Numerous self-assessment tools were trialled through the project including photos, symbols, film, dance diaries, group chats, drawing, movement and props.  These diverse tools and types of communication and listening enabled richer dialogues in self-assessment and in evaluation, with positive impacts on participant’s ability to steer their experiences within the program.

Throughout her Fellowship, Tessa Hens worked with academic mentor Dr Kim Dunphy, a Senior Lecturer in the Creative Arts and Music Therapy Research Unit in the University of Melbourne’s Faculty of Fine Arts and Music.

For Kim, the collaboration provided a valuable perspective on the reality of work in a real-world setting, its opportunities and limitations – "Tessa's commitment to person-centred practise and the ethos of eco-systematic approach to service delivery inspired us both to new ideas for research."

Kim and Tessa's collaboration has led to a peer-reviewed article in the international journal Disability & Society, published in September 2020.  They hope that this will further the discourse on approaches to assessment and self-assessment for participants with intellectual disability, including those who preference non-verbal communication. Kim reflects that "this was a very productive partnership and new ideas for further development of research are continuing to be generated between us."

Since the Fellowship began, Tessa reports the relationship between the Dance Movement Therapist and the Bayley House participants changed: "Assessment became a two (or more) way dialogue that regularly shaped and informed sessions. This enriched the therapeutic process and enhanced the wellbeing and self-image of participants."

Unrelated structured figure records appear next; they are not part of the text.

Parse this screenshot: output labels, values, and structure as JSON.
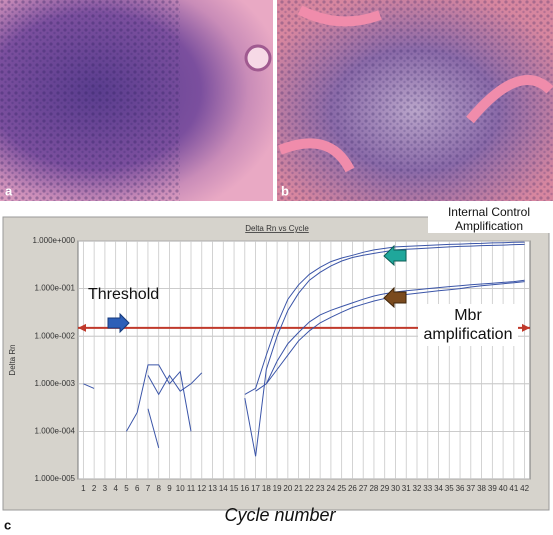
{
  "panel_labels": [
    "a",
    "b",
    "c"
  ],
  "chart_data": {
    "type": "line",
    "title": "Delta Rn vs Cycle",
    "y_label": "Delta Rn",
    "x_label": "Cycle number",
    "log_y": true,
    "grid": true,
    "annotations": [
      "Internal Control Amplification",
      "Threshold",
      "Mbr amplification"
    ],
    "threshold": 0.015,
    "threshold_color": "#c0392b",
    "xlim": [
      0.5,
      42.5
    ],
    "xticks": [
      1,
      2,
      3,
      4,
      5,
      6,
      7,
      8,
      9,
      10,
      11,
      12,
      13,
      14,
      15,
      16,
      17,
      18,
      19,
      20,
      21,
      22,
      23,
      24,
      25,
      26,
      27,
      28,
      29,
      30,
      31,
      32,
      33,
      34,
      35,
      36,
      37,
      38,
      39,
      40,
      41,
      42
    ],
    "ylim": [
      1e-05,
      1
    ],
    "yticks": [
      {
        "value": 1e-05,
        "label": "1.000e-005"
      },
      {
        "value": 0.0001,
        "label": "1.000e-004"
      },
      {
        "value": 0.001,
        "label": "1.000e-003"
      },
      {
        "value": 0.01,
        "label": "1.000e-002"
      },
      {
        "value": 0.1,
        "label": "1.000e-001"
      },
      {
        "value": 1,
        "label": "1.000e+000"
      }
    ],
    "series": [
      {
        "color": "#3b55a8",
        "x": [
          16,
          17,
          18,
          19,
          20,
          21,
          22,
          23,
          24,
          25,
          26,
          27,
          28,
          29,
          30,
          31,
          32,
          33,
          34,
          35,
          36,
          37,
          38,
          39,
          40,
          41,
          42
        ],
        "values": [
          0.0006,
          0.0008,
          0.004,
          0.018,
          0.06,
          0.12,
          0.2,
          0.28,
          0.37,
          0.44,
          0.5,
          0.58,
          0.65,
          0.7,
          0.75,
          0.77,
          0.79,
          0.81,
          0.83,
          0.85,
          0.86,
          0.88,
          0.89,
          0.91,
          0.92,
          0.94,
          0.95
        ]
      },
      {
        "color": "#3b55a8",
        "x": [
          16,
          17,
          18,
          19,
          20,
          21,
          22,
          23,
          24,
          25,
          26,
          27,
          28,
          29,
          30,
          31,
          32,
          33,
          34,
          35,
          36,
          37,
          38,
          39,
          40,
          41,
          42
        ],
        "values": [
          0.0005,
          3e-05,
          0.002,
          0.01,
          0.035,
          0.08,
          0.15,
          0.22,
          0.3,
          0.38,
          0.45,
          0.5,
          0.55,
          0.6,
          0.65,
          0.67,
          0.69,
          0.71,
          0.73,
          0.75,
          0.77,
          0.78,
          0.8,
          0.81,
          0.82,
          0.84,
          0.85
        ]
      },
      {
        "color": "#3b55a8",
        "x": [
          17,
          18,
          19,
          20,
          21,
          22,
          23,
          24,
          25,
          26,
          27,
          28,
          29,
          30,
          31,
          32,
          33,
          34,
          35,
          36,
          37,
          38,
          39,
          40,
          41,
          42
        ],
        "values": [
          0.0007,
          0.001,
          0.003,
          0.007,
          0.012,
          0.02,
          0.028,
          0.035,
          0.042,
          0.05,
          0.06,
          0.07,
          0.078,
          0.085,
          0.09,
          0.095,
          0.1,
          0.105,
          0.11,
          0.115,
          0.12,
          0.125,
          0.13,
          0.135,
          0.14,
          0.15
        ]
      },
      {
        "color": "#3b55a8",
        "x": [
          18,
          19,
          20,
          21,
          22,
          23,
          24,
          25,
          26,
          27,
          28,
          29,
          30,
          31,
          32,
          33,
          34,
          35,
          36,
          37,
          38,
          39,
          40,
          41,
          42
        ],
        "values": [
          0.001,
          0.002,
          0.004,
          0.008,
          0.013,
          0.019,
          0.025,
          0.032,
          0.04,
          0.047,
          0.055,
          0.062,
          0.07,
          0.075,
          0.08,
          0.085,
          0.09,
          0.095,
          0.1,
          0.108,
          0.115,
          0.12,
          0.127,
          0.133,
          0.14
        ]
      },
      {
        "color": "#3b55a8",
        "x": [
          1,
          2
        ],
        "values": [
          0.001,
          0.0008
        ]
      },
      {
        "color": "#3b55a8",
        "x": [
          5,
          6,
          7,
          8,
          9,
          10,
          11
        ],
        "values": [
          0.0001,
          0.00025,
          0.0025,
          0.0025,
          0.001,
          0.0018,
          0.0001
        ]
      },
      {
        "color": "#3b55a8",
        "x": [
          7,
          8,
          9,
          10,
          11,
          12
        ],
        "values": [
          0.0015,
          0.0006,
          0.0015,
          0.0007,
          0.001,
          0.0017
        ]
      },
      {
        "color": "#3b55a8",
        "x": [
          7,
          8
        ],
        "values": [
          0.0003,
          4.5e-05
        ]
      }
    ]
  }
}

Bayley House has already incorporated and is utilising a number of outcomes from the project. A working group consisting of participants and staff has been formed to increase opportunities and supports to allow participants to more actively self-assess and provide feedback on their service experiences. Participants are now able to complete an accessible participant feedback form about their own experiences of services at Bayley House during their NDIS review. This will be reviewed and further developed by the working group.

Bayley House has also begun to implement more training for staff on important accessibility tools, such as Easy Read. Underlying these actions is the intent that participants own views and experiences can more directly inform their programs and experiences at Bayley House in as many ways as possible. There is a huge amount of organisational goodwill to continue to develop good practice around participant advocacy within programs.

Tessa and Kim have shared their research findings with the Melbourne Disability Institute's research Community of Practice and with the Bayley House staff and Leadership Team.

For Tessa, this Community Fellowship “was an important step to ensuring creative arts therapy at Bayley House and beyond supports and responds to the goals and preferences of participants of all abilities. It has also spurred exciting discourse and projects which will hopefully inform innovative and good practice connected to participant advocacy in the organisation in future.”